Threshold sensing yields optimal path formation in Physarum polycephalum
The model organism Physarum polycephalum is known to perform decentralised problem solving despite absence of nervous system. Experimental evidence and modelling studies have linked these abilities, and in particular maze-solving, to some sort of memory and adaptation. However, despite compelling hypotheses, it is still not clear whether the tasks are solved optimally, and which key dynamical mechanisms enable Physarum’s impressive abilities. Here, we employ a circuital network model for the foraging behaviour of Physarum polycephalum to prove that threshold sensing yields the emergence of unique and optimal paths that connect food sources and solve mazes. We also prove which conditions lead to alternative paths, thus elucidating how the organism achieves flexibility and adaptation in a self-organised manner. These findings are aligned with experimental evidences and provide insight into the evolution of primitive intelligence. Our results can also inspire the development of threshold-based algorithms for computing applications.
💡 Research Summary
The paper investigates how the acellular slime mold Physarum polycephalum solves mazes and connects food sources by forming optimal transport networks, using a circuit‑theoretic model that abstracts the organism’s tubular network as a graph of memristive elements. The authors first map a maze onto a graph G(N, L) where nodes represent junctions (including the entry and exit points) and edges correspond to potential protoplasmic tubes. Each edge is modeled as a circuit component consisting of a nonlinear memristor in parallel with a capacitor, capturing the pressure‑driven shuttle‑streaming dynamics of the endoplasm and the threshold‑dependent gel‑to‑sol transition observed experimentally.

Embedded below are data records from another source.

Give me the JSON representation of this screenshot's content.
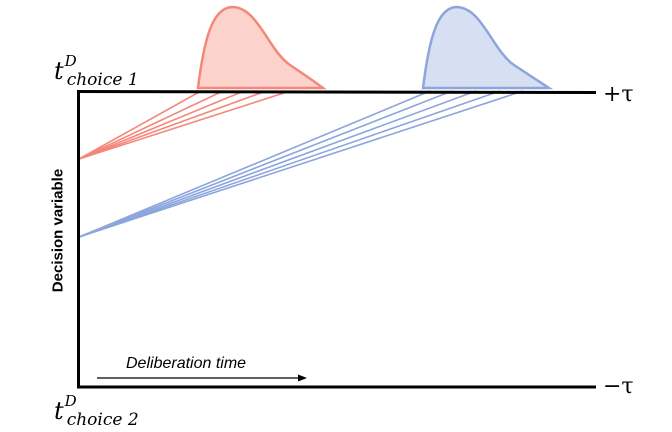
{
  "labels": {
    "choice1": {
      "base": "t",
      "sup": "D",
      "sub": "choice 1"
    },
    "choice2": {
      "base": "t",
      "sup": "D",
      "sub": "choice 2"
    },
    "plus_tau": "+τ",
    "minus_tau": "−τ",
    "y_axis": "Decision variable",
    "x_axis": "Deliberation time"
  },
  "colors": {
    "red": "#f4877a",
    "red_fill": "#fcd2cc",
    "blue": "#8ca6dc",
    "blue_fill": "#d6e0f2",
    "axis": "#000000"
  }
}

The memristor’s current‑voltage relationship is defined by a threshold function: when the voltage (analogous to pressure difference) exceeds a critical value V_T, the resistance drops sharply, allowing a large current (fluid flow). Two functional forms are considered—a piecewise‑linear function with parameters α and β, and a smooth hyperbolic‑tangent approximation with steepness j—both reproducing the abrupt current increase reported in Physarum measurements. Kirchhoff’s current‑law together with the memristor‑capacitor dynamics yields the differential equation i = M(v)·v + C·dv/dt, where v denotes the vector of node voltage differences.
To analyse stability and optimality, the authors construct a Lyapunov function V(v) = ½ vᵀ B M(v) Bᵀ v (B being the incidence matrix). They prove V̇ ≤ 0 for all admissible states, guaranteeing convergence to an asymptotically stable equilibrium where all voltages fall below the threshold. At equilibrium, only edges with M(v) > 0 (i.e., those whose voltage exceeds V_T) sustain non‑zero current; all other edges become effectively “pruned.” The set of surviving edges is shown to coincide with the minimal‑resistance subgraph that connects the source and sink, which mathematically corresponds to the shortest path (or, more generally, a minimum‑cost spanning subgraph) on the original graph. Hence, the model demonstrates that local threshold‑based decisions are sufficient for the global emergence of an optimal network.
The paper also derives conditions under which multiple viable paths persist. If the threshold V_T is set too low or the memristor’s gain β is insufficiently large, several edges may simultaneously satisfy M(v) > 0, leading to a network with alternative (longer) branches. This regime captures the experimentally observed flexibility of Physarum, where redundant tubes can be retained to increase fault tolerance or to adapt to changing environments.
The authors discuss the biological plausibility of the model, noting that while the memristor parameters do not map directly onto measurable cellular properties (e.g., viscosity, contractile force), the qualitative agreement with observed current‑voltage curves supports the abstraction. They highlight the model’s advantages: (1) it reduces complex mechano‑chemical interactions to analytically tractable equations, (2) it provides a rigorous proof of optimality for a broad class of maze topologies (any connected graph), and (3) it offers a blueprint for designing threshold‑based algorithms and hardware that mimic Physarum’s problem‑solving abilities. Limitations include the lack of a quantitative calibration between memristor dynamics and real physiological variables, and the omission of stochastic fluctuations that may play a role in biological exploration.
In conclusion, the study establishes that Physarum’s ability to form optimal paths can be explained by a simple threshold‑sensing mechanism embedded in a memristive circuit model. This insight bridges biological self‑organization with electrical network theory, validates the hypothesis that primitive intelligence can arise from local nonlinear feedback, and opens avenues for bio‑inspired computing architectures that exploit threshold‑driven adaptation.